Socio-Cultural Affinity and Persistent Division
Another motivator for intra-Asian migration is some sort of affinity with the host country — in terms of ethnic, historical, diasporic, or some other sense of purported belonging in that community. Co-ethnic immigrants are actively encouraged to repatriate themselves to Japan by the national government to reconnect with their cultural heritage (Chung 2021); co-ethnic immigrants are also a primary source of labour in contemporary South Korea (Yu 2023). Even if one does not share a direct connection with the country, labourers are still expected to meet certain standards of linguistic and cultural understanding with their host country. Guest labourers selected to work in Japan are either legally required or otherwise strongly compelled to possess basic Japanese conversational fluency, use traditional honorific systems, and abide stringently by Japanese laws (Lan 2022; Le 2022).
However, in spite of even strong degrees of affinity with the host society, legal systems as well as cultural perceptions still reflect divided, nationalistic, and socially isolating norms which degrade the experiences of migrants. In Japan, co-ethnic migrants who attain permanent residency have either no right to vote or only a very limited ability to run for public office (Lecture by Zhou, 1/14/26). Foreigners, too, are stereotyped: "Vietnamese workers in[…]Japan[…]have developed a reputation for breaking contracts to seek informal work" (Le 2022, p. 1196), and foreigners in Korea are stereotyped negatively by national origin regardless of race, class, or ethnicity (Yu 2023). Native-born descendants of migrants, irrespective of the number of generations their families have been in Japan, are subject to the same naturalisation process as foreign-born aliens (Chung 2021).
Even when one finds a strong co-ethnic diaspora community — where there is no distinction between themselves and native-born counterparts in the same ethnicity — conflict and social ostracisation are still felt strongly.

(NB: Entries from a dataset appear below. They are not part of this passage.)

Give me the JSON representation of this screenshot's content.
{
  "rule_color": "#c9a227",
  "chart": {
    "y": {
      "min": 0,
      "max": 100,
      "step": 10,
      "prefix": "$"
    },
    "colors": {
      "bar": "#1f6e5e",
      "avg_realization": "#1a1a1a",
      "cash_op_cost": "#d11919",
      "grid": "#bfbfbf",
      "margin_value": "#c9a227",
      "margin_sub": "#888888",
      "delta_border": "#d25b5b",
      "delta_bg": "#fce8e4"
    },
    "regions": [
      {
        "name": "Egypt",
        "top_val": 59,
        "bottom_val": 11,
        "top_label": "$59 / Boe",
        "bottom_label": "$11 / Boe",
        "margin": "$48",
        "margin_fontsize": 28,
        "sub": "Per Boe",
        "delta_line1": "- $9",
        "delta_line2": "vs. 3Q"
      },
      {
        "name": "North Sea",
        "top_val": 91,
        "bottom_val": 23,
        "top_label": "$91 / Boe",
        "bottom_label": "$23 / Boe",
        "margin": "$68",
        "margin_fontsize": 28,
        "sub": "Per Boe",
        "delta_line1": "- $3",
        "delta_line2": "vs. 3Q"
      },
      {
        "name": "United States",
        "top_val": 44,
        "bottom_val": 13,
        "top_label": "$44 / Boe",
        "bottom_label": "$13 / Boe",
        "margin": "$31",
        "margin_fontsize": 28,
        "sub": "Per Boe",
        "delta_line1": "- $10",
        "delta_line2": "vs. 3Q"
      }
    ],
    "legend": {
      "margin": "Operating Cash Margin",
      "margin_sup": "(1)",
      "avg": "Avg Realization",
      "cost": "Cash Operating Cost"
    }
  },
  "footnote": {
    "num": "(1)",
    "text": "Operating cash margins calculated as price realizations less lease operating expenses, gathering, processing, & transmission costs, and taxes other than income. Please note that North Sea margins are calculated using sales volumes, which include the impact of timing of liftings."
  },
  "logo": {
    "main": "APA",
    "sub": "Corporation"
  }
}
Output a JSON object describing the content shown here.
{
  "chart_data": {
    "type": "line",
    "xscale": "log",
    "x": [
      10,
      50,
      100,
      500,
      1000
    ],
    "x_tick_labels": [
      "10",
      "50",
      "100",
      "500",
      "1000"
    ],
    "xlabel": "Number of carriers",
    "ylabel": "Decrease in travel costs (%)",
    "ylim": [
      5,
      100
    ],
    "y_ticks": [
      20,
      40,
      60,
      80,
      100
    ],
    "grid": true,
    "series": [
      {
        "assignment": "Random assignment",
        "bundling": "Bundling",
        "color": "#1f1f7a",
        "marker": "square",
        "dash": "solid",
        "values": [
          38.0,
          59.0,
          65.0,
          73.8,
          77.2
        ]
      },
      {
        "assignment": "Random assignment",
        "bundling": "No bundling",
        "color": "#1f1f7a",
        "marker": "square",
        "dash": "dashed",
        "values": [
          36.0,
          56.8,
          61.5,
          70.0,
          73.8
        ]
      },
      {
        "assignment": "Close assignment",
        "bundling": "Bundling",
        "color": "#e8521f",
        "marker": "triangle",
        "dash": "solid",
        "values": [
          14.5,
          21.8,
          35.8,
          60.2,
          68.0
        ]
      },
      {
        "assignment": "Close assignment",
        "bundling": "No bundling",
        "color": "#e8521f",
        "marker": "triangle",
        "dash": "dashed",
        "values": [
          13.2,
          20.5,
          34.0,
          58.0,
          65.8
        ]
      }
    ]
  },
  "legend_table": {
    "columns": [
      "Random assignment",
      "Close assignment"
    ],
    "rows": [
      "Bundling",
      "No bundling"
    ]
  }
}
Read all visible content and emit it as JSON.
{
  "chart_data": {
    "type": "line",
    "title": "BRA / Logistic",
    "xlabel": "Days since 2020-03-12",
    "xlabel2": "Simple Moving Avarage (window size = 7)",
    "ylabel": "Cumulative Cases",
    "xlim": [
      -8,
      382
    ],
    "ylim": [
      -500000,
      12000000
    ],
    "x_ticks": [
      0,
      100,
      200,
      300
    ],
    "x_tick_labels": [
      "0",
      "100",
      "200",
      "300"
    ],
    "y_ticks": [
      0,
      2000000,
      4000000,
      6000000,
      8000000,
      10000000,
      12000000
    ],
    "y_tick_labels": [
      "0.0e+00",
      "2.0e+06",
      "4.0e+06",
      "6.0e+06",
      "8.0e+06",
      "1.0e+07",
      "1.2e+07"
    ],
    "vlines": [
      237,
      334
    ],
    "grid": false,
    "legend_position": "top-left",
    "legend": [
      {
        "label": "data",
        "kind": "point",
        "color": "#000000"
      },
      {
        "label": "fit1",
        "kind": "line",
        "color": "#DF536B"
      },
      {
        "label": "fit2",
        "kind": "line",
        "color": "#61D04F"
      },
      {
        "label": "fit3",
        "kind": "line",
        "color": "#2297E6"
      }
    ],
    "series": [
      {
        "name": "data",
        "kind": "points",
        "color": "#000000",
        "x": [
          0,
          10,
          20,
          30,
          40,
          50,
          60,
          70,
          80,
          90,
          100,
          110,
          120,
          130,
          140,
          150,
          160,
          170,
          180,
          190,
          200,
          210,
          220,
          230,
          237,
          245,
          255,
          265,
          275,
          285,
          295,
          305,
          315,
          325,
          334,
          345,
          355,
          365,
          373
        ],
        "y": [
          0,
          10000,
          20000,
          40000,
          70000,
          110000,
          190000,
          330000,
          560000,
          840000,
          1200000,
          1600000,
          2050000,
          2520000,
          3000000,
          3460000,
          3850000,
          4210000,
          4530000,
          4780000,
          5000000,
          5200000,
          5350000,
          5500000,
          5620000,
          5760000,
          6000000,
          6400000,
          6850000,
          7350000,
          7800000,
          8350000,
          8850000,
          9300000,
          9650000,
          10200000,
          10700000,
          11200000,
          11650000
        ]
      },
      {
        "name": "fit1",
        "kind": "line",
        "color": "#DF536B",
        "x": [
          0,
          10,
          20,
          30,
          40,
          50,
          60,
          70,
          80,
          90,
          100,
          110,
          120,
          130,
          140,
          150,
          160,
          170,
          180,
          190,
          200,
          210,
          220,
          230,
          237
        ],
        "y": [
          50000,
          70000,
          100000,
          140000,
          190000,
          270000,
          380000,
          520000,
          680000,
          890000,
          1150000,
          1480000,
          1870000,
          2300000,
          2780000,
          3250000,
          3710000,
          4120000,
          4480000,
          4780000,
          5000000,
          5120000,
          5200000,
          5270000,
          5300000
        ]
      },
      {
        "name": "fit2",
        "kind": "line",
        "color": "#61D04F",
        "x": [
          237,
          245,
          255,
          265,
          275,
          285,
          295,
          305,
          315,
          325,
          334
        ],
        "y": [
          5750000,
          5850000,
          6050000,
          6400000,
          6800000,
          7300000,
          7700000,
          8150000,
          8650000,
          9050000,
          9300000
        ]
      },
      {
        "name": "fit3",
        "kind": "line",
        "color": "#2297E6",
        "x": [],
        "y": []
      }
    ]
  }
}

Undocumented Fujianese immigrants to the United States experience difference from other Chinese immigrants, facing discrimination due to their accent and perceived lower status even in spite of clear economic success (Zhou and Li 2016). Native-born ethnic Chinese and Indians in Singapore, a diverse immigrant society, are seen to be socio-culturally distinct from their "new Chinese" and "new Indian" first-generation counterparts (Ho and Kathiravelu 2022). Even in cases of extreme integration into the host society, a strong sense of community, and a transnational identification with their homeland — as with the Chinese Voluntary Associations in Singapore — CVA spokespeople still see themselves as forging a unique identity conspicuously separate from being a mainland Chinese (Liu and Ren 2023). No matter how many seeming formal barriers are overcome, cognitive and cultural barriers still remain such that migrant identity and interactions are forged via difference, rather than integration.
Conclusion
Migration is motivated by major factors such as economic opportunity and socio-cultural affinity, the consequences of which may include actualisation just as much as exploitation and division along various lines. Systemic issues of inequality between communities within a country as well as between countries are fuelled by migration, as are struggles with and separations of identity on the individual level. Although an AU may one day be possible, quotidian migrant experiences are fundamentally shaped by the current conception of the nation-state, and transnationalism remains our best working framework for the future.